A Combined Experimental and Computational Exploration of Heteroleptic cis‐Pd2L2L’2 Coordination Cages through Geometric Complementarity

Heteroleptic (mixed‐ligand) coordination cages are of interest as host systems with more structurally and functionally complex cavities than homoleptic architectures. The design of heteroleptic cages, however, is far from trivial. In this work, we experimentally probed the self‐assembly of Pd(II) ions with binary ligand combinations in a combinatorial fashion to search for new cis‐Pd2L2L’2 heteroleptic cages. A hierarchy of computational analyses was then applied to these systems with the aim of elucidating key factors for rationalising self‐assembly outcomes.
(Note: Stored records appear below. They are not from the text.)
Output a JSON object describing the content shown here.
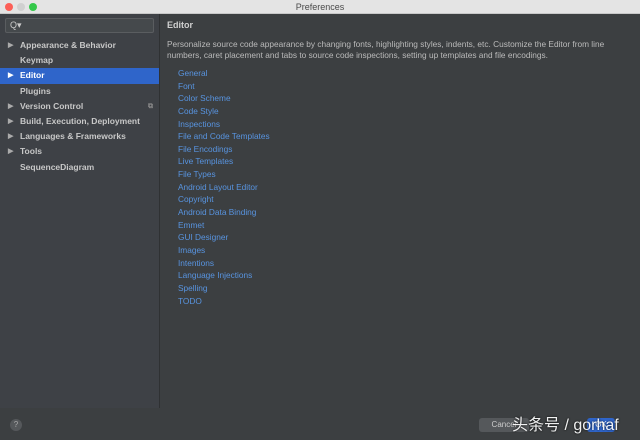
{
  "window": {
    "title": "Preferences"
  },
  "sidebar": {
    "search_placeholder": "Q▾",
    "items": [
      {
        "label": "Appearance & Behavior",
        "expandable": true
      },
      {
        "label": "Keymap",
        "expandable": false
      },
      {
        "label": "Editor",
        "expandable": true,
        "selected": true
      },
      {
        "label": "Plugins",
        "expandable": false
      },
      {
        "label": "Version Control",
        "expandable": true
      },
      {
        "label": "Build, Execution, Deployment",
        "expandable": true
      },
      {
        "label": "Languages & Frameworks",
        "expandable": true
      },
      {
        "label": "Tools",
        "expandable": true
      },
      {
        "label": "SequenceDiagram",
        "expandable": false
      }
    ]
  },
  "main": {
    "title": "Editor",
    "description": "Personalize source code appearance by changing fonts, highlighting styles, indents, etc. Customize the Editor from line numbers, caret placement and tabs to source code inspections, setting up templates and file encodings.",
    "links": [
      "General",
      "Font",
      "Color Scheme",
      "Code Style",
      "Inspections",
      "File and Code Templates",
      "File Encodings",
      "Live Templates",
      "File Types",
      "Android Layout Editor",
      "Copyright",
      "Android Data Binding",
      "Emmet",
      "GUI Designer",
      "Images",
      "Intentions",
      "Language Injections",
      "Spelling",
      "TODO"
    ]
  },
  "footer": {
    "help": "?",
    "cancel": "Cancel",
    "ok": "OK"
  },
  "watermark": "头条号 / gorhaf",
  "colors": {
    "accent": "#2f65ca",
    "link": "#5894e0"
  }
}
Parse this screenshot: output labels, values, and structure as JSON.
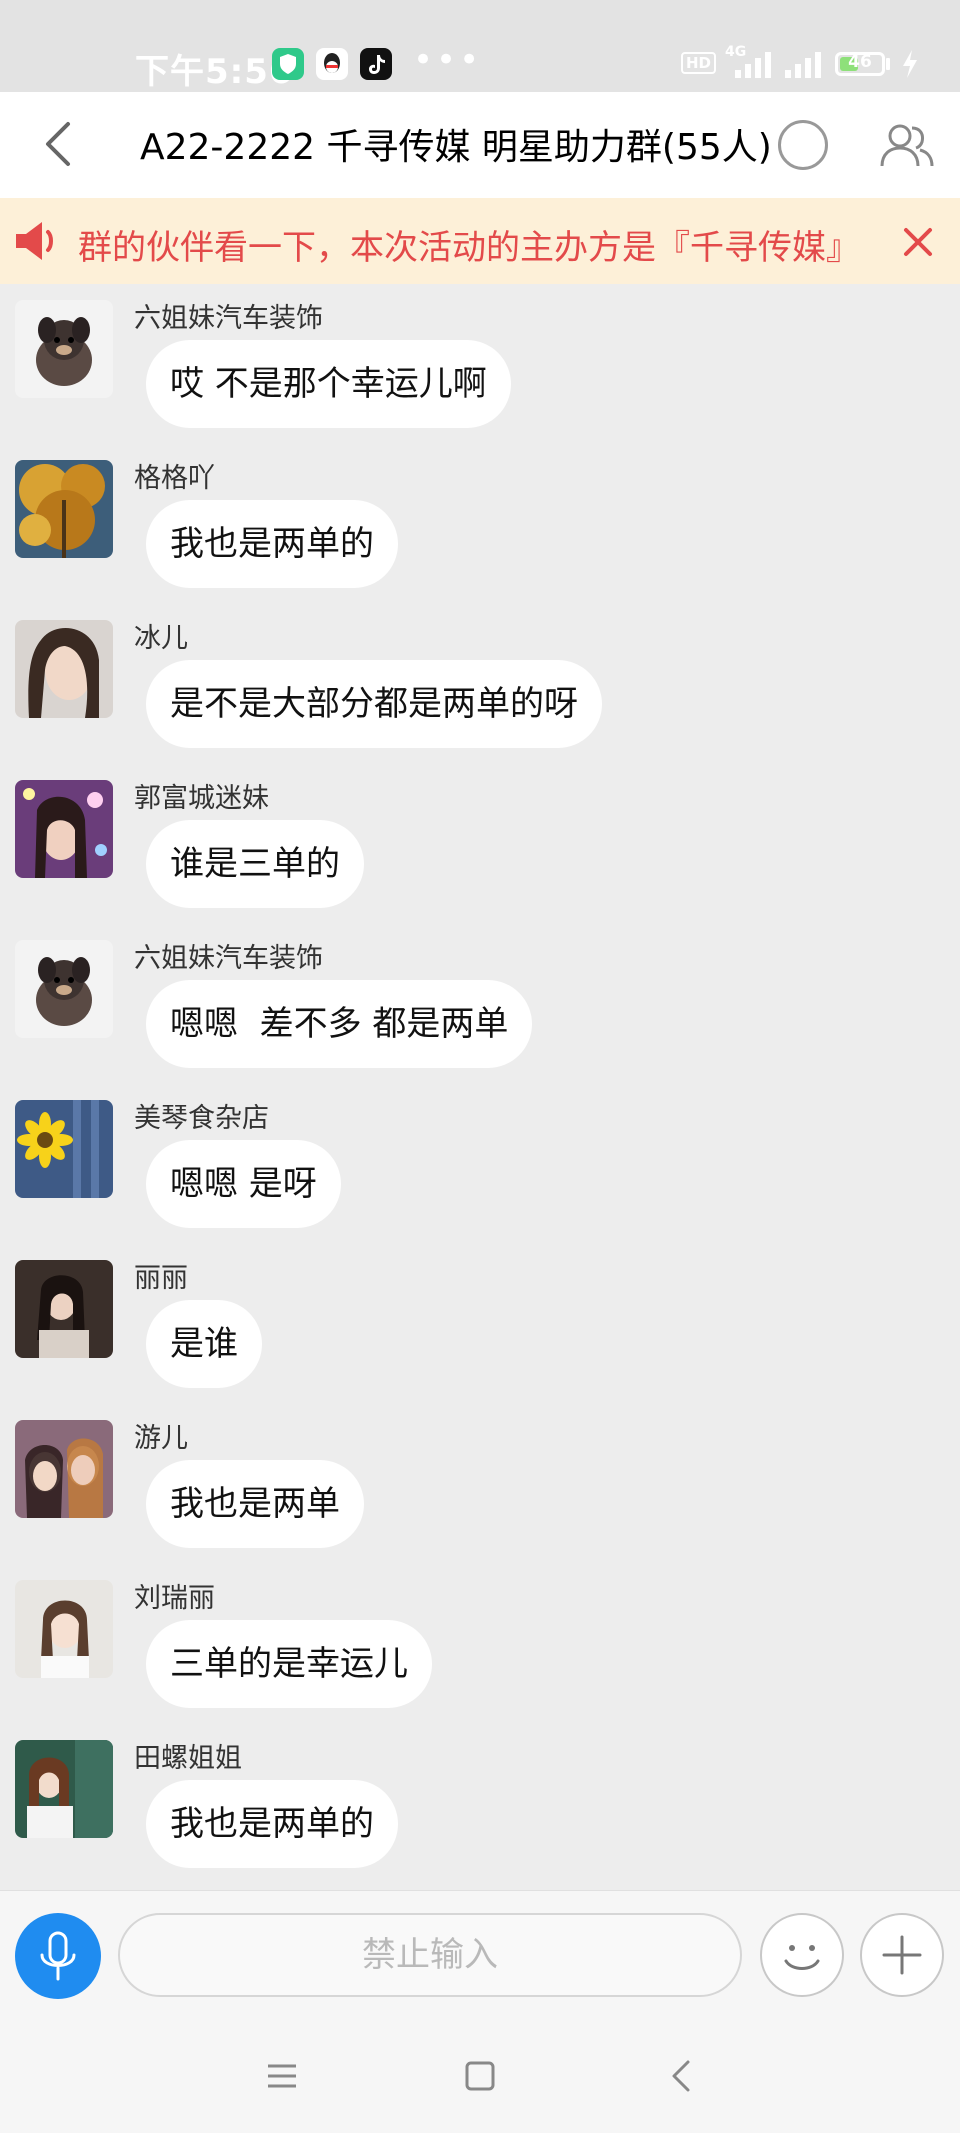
{
  "status_bar": {
    "time": "下午5:56",
    "network": "4G",
    "hd": "HD",
    "battery": "46",
    "battery_level": 0.46
  },
  "header": {
    "title": "A22-2222 千寻传媒 明星助力群(55人)"
  },
  "announcement": {
    "text": "群的伙伴看一下，本次活动的主办方是『千寻传媒』"
  },
  "messages": [
    {
      "name": "六姐妹汽车装饰",
      "text": "哎 不是那个幸运儿啊",
      "avatar": "puppy"
    },
    {
      "name": "格格吖",
      "text": "我也是两单的",
      "avatar": "autumn-tree"
    },
    {
      "name": "冰儿",
      "text": "是不是大部分都是两单的呀",
      "avatar": "woman-portrait"
    },
    {
      "name": "郭富城迷妹",
      "text": "谁是三单的",
      "avatar": "woman-concert"
    },
    {
      "name": "六姐妹汽车装饰",
      "text": "嗯嗯  差不多 都是两单",
      "avatar": "puppy"
    },
    {
      "name": "美琴食杂店",
      "text": "嗯嗯 是呀",
      "avatar": "sunflower"
    },
    {
      "name": "丽丽",
      "text": "是谁",
      "avatar": "woman-dark"
    },
    {
      "name": "游儿",
      "text": "我也是两单",
      "avatar": "two-women"
    },
    {
      "name": "刘瑞丽",
      "text": "三单的是幸运儿",
      "avatar": "woman-light"
    },
    {
      "name": "田螺姐姐",
      "text": "我也是两单的",
      "avatar": "woman-chalkboard"
    }
  ],
  "input": {
    "placeholder": "禁止输入"
  },
  "colors": {
    "accent": "#1f8cf0",
    "announcement_bg": "#fdf0d8",
    "announcement_text": "#e34a4a"
  },
  "icons": {
    "back": "back-arrow-icon",
    "members": "members-icon",
    "speaker": "speaker-icon",
    "close": "close-icon",
    "voice": "microphone-icon",
    "emoji": "emoji-icon",
    "plus": "plus-icon",
    "nav_menu": "menu-icon",
    "nav_home": "home-square-icon",
    "nav_back": "nav-back-icon"
  }
}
Simple and inexpensive geometric analyses were shown to be effective in identifying complementary ligand pairs. Preliminary results demonstrated the viability of relatively rapid semi‐empirical calculations for predicting the topology of thermodynamically favoured assemblies with rigid ligands, whilst more flexible systems proved challenging. Stemming from this, key challenges were identified for future work developing effective computational forecasting tools for self‐assembled metallo‐supramolecular systems. Calculations based on ligand geometries and computed energies of coordination assemblies were compared against experimental results working towards rationalising the self‐assembly of heteroleptic Pd2L2L’2‐type coordination cages. Valuable insights into the use and limitations of the approaches examined were gained in the continued development of high‐throughput methods to aid molecular design.